VMware Pivotal Container Service (PKS), for example, offers significant capabilities that make it easier than ever to deploy and operate K8s. It is offered as a virtual appliance using vSphere as the underlying IaaS provider. PKS can be easily deployed, and key platform components can be monitored by vSphere admins without retraining.
Once you start deploying workloads with K8s, you immediately start to realize some of the key operational efficiency benefits of a cloud-optimized platform. For example, K8s monitors the state and availability of the application and automatically implements corrective actions if a server goes offline or an application performance metric hits a negative threshold. PKS further enhances these capabilities by leveraging VMware NSX to automate micro-segmentation, absorbing the network and port requirements from the K8s manifests and then enforcing stateful inspection firewall services at the container level.
You will still need to train some staff to support the K8s environment, but this is not like the re-invent-your-entire-IT-department pitch that has been associated with DevOps adoption in the past. PKS offers platform support operations through the same common vSphere environment that is already well-known. vSphere will continue to be needed to support the majority of enterprise applications that are not yet available in a containerized format, enabling a common base of operational support tools and staffing across a wide range of demands.
While Kubernetes is a relatively new platform, it has already been widely deployed and tested in some of the most demanding environments around.
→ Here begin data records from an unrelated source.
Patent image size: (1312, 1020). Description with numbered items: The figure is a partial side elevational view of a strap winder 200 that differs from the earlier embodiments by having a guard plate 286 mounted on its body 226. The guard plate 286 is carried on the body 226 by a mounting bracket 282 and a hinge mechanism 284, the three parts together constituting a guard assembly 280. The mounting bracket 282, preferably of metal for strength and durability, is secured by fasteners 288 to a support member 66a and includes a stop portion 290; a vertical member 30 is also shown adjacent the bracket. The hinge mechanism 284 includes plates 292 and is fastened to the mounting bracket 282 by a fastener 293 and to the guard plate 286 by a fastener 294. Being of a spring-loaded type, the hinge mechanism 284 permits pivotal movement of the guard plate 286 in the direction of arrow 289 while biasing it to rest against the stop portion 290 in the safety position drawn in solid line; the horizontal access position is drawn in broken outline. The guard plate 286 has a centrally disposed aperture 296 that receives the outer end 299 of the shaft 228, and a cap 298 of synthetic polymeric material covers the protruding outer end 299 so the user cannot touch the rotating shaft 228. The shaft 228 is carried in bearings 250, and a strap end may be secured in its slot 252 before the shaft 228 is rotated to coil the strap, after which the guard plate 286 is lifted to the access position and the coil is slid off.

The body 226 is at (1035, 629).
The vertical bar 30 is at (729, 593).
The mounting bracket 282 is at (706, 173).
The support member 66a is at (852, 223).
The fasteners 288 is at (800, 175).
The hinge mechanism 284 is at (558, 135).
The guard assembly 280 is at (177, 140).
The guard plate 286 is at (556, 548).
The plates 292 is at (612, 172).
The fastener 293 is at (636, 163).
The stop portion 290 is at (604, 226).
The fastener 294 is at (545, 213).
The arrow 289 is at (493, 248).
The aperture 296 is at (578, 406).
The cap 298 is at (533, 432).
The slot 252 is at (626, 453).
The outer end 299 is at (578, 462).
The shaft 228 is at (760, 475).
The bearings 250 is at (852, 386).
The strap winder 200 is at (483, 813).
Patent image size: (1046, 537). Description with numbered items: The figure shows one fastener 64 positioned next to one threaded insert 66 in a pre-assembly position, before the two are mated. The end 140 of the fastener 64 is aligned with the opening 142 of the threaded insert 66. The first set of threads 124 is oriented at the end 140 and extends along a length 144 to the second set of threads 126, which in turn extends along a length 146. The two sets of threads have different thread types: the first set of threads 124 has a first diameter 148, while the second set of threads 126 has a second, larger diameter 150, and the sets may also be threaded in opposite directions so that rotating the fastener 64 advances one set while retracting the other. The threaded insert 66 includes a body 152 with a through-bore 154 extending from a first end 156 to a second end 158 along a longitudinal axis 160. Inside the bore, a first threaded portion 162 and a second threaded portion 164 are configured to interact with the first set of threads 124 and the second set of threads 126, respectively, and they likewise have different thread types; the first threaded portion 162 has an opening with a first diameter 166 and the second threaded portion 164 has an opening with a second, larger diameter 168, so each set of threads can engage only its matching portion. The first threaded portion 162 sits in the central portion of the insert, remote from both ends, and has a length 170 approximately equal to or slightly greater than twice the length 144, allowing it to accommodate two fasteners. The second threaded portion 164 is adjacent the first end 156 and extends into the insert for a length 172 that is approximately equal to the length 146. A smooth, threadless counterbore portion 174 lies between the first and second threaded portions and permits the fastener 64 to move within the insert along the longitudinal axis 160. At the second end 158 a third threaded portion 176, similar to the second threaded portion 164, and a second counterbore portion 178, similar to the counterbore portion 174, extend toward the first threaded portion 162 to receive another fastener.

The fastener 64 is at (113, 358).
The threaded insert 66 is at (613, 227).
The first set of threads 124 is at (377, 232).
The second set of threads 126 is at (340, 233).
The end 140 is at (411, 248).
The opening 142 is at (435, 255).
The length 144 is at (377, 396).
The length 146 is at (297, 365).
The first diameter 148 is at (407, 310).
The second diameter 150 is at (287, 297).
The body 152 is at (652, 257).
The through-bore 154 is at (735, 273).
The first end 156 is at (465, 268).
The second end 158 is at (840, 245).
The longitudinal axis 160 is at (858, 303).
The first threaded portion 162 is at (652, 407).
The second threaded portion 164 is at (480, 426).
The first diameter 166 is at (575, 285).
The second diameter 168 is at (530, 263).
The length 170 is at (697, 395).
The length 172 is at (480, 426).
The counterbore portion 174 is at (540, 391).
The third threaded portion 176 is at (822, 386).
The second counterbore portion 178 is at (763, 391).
From its origins at Google to its broad success with leading cloud providers like Azure and AWS, it comes with a level of maturity uncommon in a platform technology of its age. Although its rise has been rapid, it has become a key industry standard with backing not only from the Linux Foundation, but also by many technology leaders, ensuring that it will be a relevant platform for years to come.
The unique position of Kubernetes in the infrastructure stack can deliver a rare and powerful business impact that will continue providing value for years to come. The time is now for enterprises to take advantage of the powerful capabilities and operational efficiencies of Kubernetes.